Der März wird von großer Unsicherheit darüber geprägt sein, ob es bestätigte Wahlergebnisse geben wird. Und es steht uns nicht zu, keine konstituierte Versammlung und keine Regierung zu haben, egal welche je nach den endgültigen Zahlen gebildet wird. Ohne die genauen Zahlen bereits zu kennen, ist von verschiedenen Optionen die Rede, darunter auch von kurzfristigen Neuwahlen. In Zeiten, in denen auf der anderen Seite des Atlantiks Entscheidungen getroffen werden, die – ob es uns gefällt oder nicht – Auswirkungen auf die Weltordnung haben, halte ich das für die schlechteste Lösung.
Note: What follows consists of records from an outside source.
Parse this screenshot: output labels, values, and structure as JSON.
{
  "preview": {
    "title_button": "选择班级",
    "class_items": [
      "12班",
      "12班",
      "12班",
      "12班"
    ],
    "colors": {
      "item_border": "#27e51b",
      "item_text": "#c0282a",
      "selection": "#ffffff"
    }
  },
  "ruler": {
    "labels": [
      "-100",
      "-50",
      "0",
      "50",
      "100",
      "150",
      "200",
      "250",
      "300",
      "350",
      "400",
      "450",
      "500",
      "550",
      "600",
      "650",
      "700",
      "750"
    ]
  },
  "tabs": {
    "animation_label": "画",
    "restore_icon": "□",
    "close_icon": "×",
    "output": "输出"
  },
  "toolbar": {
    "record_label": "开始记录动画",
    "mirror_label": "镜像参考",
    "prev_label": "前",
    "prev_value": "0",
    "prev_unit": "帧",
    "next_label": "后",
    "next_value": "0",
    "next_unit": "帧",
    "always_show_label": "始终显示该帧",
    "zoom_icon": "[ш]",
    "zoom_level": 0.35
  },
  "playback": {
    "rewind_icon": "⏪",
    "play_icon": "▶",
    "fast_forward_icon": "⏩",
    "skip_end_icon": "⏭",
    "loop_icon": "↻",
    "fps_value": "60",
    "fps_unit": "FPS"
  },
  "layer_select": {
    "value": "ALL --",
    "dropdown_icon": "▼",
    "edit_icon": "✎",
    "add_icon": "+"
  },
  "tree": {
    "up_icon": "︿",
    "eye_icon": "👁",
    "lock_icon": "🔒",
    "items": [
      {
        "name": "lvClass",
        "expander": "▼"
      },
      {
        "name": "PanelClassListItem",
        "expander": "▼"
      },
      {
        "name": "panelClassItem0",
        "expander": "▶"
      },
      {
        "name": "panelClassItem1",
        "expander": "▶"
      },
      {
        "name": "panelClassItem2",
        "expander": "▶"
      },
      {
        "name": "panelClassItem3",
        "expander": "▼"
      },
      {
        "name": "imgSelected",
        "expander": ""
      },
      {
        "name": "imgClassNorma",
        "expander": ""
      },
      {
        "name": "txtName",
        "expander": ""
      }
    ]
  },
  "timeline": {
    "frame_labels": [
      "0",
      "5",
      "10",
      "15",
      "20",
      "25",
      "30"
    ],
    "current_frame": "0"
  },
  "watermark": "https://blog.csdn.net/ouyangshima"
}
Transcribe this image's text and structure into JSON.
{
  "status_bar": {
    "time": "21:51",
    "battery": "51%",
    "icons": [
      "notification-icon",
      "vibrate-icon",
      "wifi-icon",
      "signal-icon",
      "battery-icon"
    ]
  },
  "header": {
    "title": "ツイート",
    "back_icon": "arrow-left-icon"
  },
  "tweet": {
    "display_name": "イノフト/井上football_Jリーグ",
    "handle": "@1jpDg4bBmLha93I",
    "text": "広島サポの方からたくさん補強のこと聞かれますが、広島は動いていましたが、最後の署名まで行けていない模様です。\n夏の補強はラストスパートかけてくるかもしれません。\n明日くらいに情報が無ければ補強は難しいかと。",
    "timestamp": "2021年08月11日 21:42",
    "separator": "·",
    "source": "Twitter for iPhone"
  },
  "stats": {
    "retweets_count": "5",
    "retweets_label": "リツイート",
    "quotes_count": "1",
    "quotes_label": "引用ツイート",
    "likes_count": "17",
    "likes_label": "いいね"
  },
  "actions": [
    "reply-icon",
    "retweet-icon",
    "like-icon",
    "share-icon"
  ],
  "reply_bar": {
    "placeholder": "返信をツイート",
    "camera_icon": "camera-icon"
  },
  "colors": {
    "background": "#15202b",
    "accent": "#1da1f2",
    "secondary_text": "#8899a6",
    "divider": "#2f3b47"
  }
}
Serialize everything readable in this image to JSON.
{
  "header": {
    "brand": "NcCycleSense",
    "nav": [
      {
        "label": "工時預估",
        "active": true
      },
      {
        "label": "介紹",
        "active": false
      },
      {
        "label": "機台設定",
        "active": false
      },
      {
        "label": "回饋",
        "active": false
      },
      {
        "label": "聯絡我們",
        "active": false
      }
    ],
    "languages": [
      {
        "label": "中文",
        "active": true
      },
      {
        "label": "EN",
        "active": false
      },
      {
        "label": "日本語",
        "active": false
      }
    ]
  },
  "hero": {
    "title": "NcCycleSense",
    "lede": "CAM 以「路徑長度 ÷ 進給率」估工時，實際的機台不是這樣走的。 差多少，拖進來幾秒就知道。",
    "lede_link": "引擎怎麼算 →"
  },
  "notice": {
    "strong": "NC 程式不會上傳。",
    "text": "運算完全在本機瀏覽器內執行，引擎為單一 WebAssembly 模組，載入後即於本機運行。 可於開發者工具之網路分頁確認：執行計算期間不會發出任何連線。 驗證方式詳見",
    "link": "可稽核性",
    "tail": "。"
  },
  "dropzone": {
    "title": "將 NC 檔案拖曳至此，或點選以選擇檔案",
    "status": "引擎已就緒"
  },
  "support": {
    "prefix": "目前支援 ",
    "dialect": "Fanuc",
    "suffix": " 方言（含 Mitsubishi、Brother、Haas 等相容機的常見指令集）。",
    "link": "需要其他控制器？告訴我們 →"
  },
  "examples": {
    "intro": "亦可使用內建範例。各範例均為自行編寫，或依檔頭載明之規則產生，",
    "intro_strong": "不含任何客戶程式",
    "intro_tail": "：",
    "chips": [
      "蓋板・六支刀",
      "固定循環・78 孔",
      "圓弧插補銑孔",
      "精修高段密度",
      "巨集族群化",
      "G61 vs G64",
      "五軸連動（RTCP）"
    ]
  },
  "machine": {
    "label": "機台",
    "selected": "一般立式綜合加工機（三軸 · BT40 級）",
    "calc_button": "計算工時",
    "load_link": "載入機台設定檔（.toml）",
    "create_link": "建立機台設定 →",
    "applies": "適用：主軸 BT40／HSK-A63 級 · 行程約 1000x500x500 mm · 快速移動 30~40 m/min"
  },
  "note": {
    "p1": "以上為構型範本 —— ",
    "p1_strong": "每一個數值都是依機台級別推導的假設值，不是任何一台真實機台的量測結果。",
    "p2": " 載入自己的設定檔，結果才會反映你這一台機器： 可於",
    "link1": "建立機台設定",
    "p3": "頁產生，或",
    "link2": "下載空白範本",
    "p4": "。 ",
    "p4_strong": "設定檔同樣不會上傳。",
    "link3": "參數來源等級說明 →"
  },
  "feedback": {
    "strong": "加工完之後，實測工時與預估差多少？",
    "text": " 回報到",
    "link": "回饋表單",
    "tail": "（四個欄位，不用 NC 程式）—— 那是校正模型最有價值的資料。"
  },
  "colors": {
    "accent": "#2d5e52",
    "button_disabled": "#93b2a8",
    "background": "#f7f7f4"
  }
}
Und der Kosovo, so klein er auch sein mag, hat ein großes Problem und ist Teil eben dieser Weltordnung.
Der letzte Sonntag war ein sehr intensiver und langer Tag. Es war wirklich etwas Besonderes.
Die Wahllokale blieben zwölf Stunden lang geöffnet.
Es dominierte die Hochkultur des Souveräns, der zur Stimmabgabe ging, sich in manchen Fällen sogar in die Schlange stellte, um sein Wahlrecht auszuüben, und der ruhig und ohne Zwischenfälle auf das vorläufige Wahlergebnis wartete.
Zahlreiche Medien gaben ihre Vorhersagen zur Rangfolge der politischen Parteien im Rennen ab, während alle Augen auf die CEC gerichtet waren und auf die Ergebnisse warteten, die sich aus der Stimmenauszählung für die politischen Parteien in jedem Wahllokal ergeben würden.
Aber es wäre eine Überraschung, wenn alles reibungslos verlaufen würde. Diesmal ist ein sehr großes Problem aufgetreten.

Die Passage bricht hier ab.